Few stock pickers have the courage to have such a concentrated portfolio. In his first annual letter, Abel promised that “this intense approach will continue.” However, he also noted that Berkshire “also holds significant positions in a small number of other companies,” leaving open the possibility that those investments could also become “core holdings.” So, we will see this concentration.
Either way, Abel’s biggest problem is size. Buffett often laments that more money means less places to invest. While Berkshire was worth several billion in 1987, it could probably still prey on smaller targets. By the early 2000s, the company was worth many times that figure, limiting Buffett’s ability to deploy capital. It’s perhaps no surprise, then, that Berkshire underperformed the S&P 500 Index by 0.7 points per year from 2003 to 2025, including dividends, a 23-year drought and counting.
The beginning of this period also coincided with the market recovering from the dotcom crash. Buffett, who led the internet bubble in the late 1990s, was quoted as saying he didn’t understand technology stocks. This seemed like a shrewd and prophetic move, considering Berkshire had mostly avoided a tech-driven crash in the early 2000s.
But two decades later, it’s clear that relying on technology was a better move. In fact, tech giants have been among the best performers and could provide a boost to stock pickers like Buffett, who are limited to the biggest companies. Buffett also acknowledged this.
Berkshire now risks making the same mistake with artificial intelligence. “I understand that fewer businesses are a percentage of the whole than they were 10 years ago,” Buffett told CNBC’s Becky Quick. “I haven’t learned any new industries in a few years.”
Setting a new course will be difficult for Abel, at least in the beginning. If it adds exposure to AI, it erodes concentration; If Berkshire replaces old-economy investments like Bank of America, Coca-Cola and Chevron with trendy AI names, it would feel like Buffett making a sharp comeback, and that’s an impression Berkshire is keen to avoid.

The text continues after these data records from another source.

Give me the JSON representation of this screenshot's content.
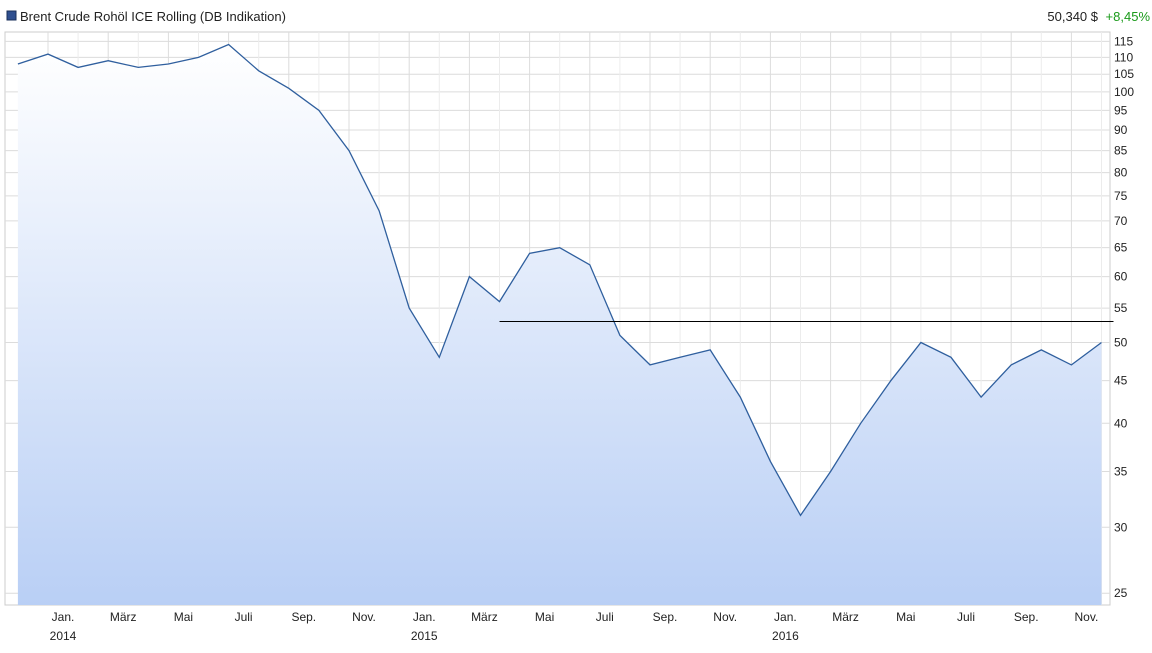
{
  "chart_data": {
    "type": "line",
    "title": "Brent Crude Rohöl ICE Rolling (DB Indikation)",
    "last_price": "50,340 $",
    "change": "+8,45%",
    "log_scale": true,
    "grid": true,
    "x": [
      "2013-12",
      "2014-01",
      "2014-02",
      "2014-03",
      "2014-04",
      "2014-05",
      "2014-06",
      "2014-07",
      "2014-08",
      "2014-09",
      "2014-10",
      "2014-11",
      "2014-12",
      "2015-01",
      "2015-02",
      "2015-03",
      "2015-04",
      "2015-05",
      "2015-06",
      "2015-07",
      "2015-08",
      "2015-09",
      "2015-10",
      "2015-11",
      "2015-12",
      "2016-01",
      "2016-02",
      "2016-03",
      "2016-04",
      "2016-05",
      "2016-06",
      "2016-07",
      "2016-08",
      "2016-09",
      "2016-10",
      "2016-11",
      "2016-12"
    ],
    "series": [
      {
        "name": "Brent Crude Rohöl ICE Rolling (DB Indikation)",
        "color": "#2f5f9e",
        "values": [
          108,
          111,
          107,
          109,
          107,
          108,
          110,
          114,
          106,
          101,
          95,
          85,
          72,
          55,
          48,
          60,
          56,
          64,
          65,
          62,
          51,
          47,
          48,
          49,
          43,
          36,
          31,
          35,
          40,
          45,
          50,
          48,
          43,
          47,
          49,
          47,
          50
        ]
      }
    ],
    "hline": {
      "value": 53,
      "from": "2015-04",
      "to": "2016-12"
    },
    "ylim": [
      24.2,
      118
    ],
    "yticks": [
      25,
      30,
      35,
      40,
      45,
      50,
      55,
      60,
      65,
      70,
      75,
      80,
      85,
      90,
      95,
      100,
      105,
      110,
      115
    ],
    "xticks": [
      {
        "value": "2014-01",
        "label": "Jan."
      },
      {
        "value": "2014-03",
        "label": "März"
      },
      {
        "value": "2014-05",
        "label": "Mai"
      },
      {
        "value": "2014-07",
        "label": "Juli"
      },
      {
        "value": "2014-09",
        "label": "Sep."
      },
      {
        "value": "2014-11",
        "label": "Nov."
      },
      {
        "value": "2015-01",
        "label": "Jan."
      },
      {
        "value": "2015-03",
        "label": "März"
      },
      {
        "value": "2015-05",
        "label": "Mai"
      },
      {
        "value": "2015-07",
        "label": "Juli"
      },
      {
        "value": "2015-09",
        "label": "Sep."
      },
      {
        "value": "2015-11",
        "label": "Nov."
      },
      {
        "value": "2016-01",
        "label": "Jan."
      },
      {
        "value": "2016-03",
        "label": "März"
      },
      {
        "value": "2016-05",
        "label": "Mai"
      },
      {
        "value": "2016-07",
        "label": "Juli"
      },
      {
        "value": "2016-09",
        "label": "Sep."
      },
      {
        "value": "2016-11",
        "label": "Nov."
      }
    ],
    "year_labels": [
      {
        "value": "2014-01",
        "label": "2014"
      },
      {
        "value": "2015-01",
        "label": "2015"
      },
      {
        "value": "2016-01",
        "label": "2016"
      }
    ]
  }
}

But Abel will need to deliver more growth if he wants to rekindle the old Buffett magic. Since 1988, the first year for which Berkshire data is available electronically, the company’s shares have returned about 16 percent annually through 2025; That’s 4 percentage points per year better than the S&P 500. Nearly 90 percent of that return came from Berkshire’s revenue growth. Valuation and margin expansion contributed little, and dividends contributed nothing.
While visibility into Berkshire’s private holdings is limited, the prospects for revenue growth for its public companies appear slim. The six companies that make up most of the stock portfolio — Apple, Chevron, Bank of America, Coca-Cola, American Express and Moody’s — are expected to grow sales by an average of 5 percent annually over the next four years, according to estimates compiled by Bloomberg.
Meanwhile, tech giants to which Berkshire has little or no exposure are poised for much bigger growth. Analysts expect dotcom era favorites Microsoft, Amazon.com and Alphabet to increase their sales by an average of 15 percent annually. Broadcom and Advanced Micro Devices, two companies powering artificial intelligence, are each expected to grow revenue by 29 percent annually. Given the heavy weight of these companies in the S&P 500, it won’t be easy for Berkshire to outperform the market without them.
The thing about concentration – and the reason most stock pickers avoid it – is that there is so much tied up in a few names. Abel’s stock portfolio, like Buffett’s, will likely be benchmarked against the S&P 500. As it stands, Abel believes the largely financial, energy and soda business can keep up with technology. A bold bet indeed.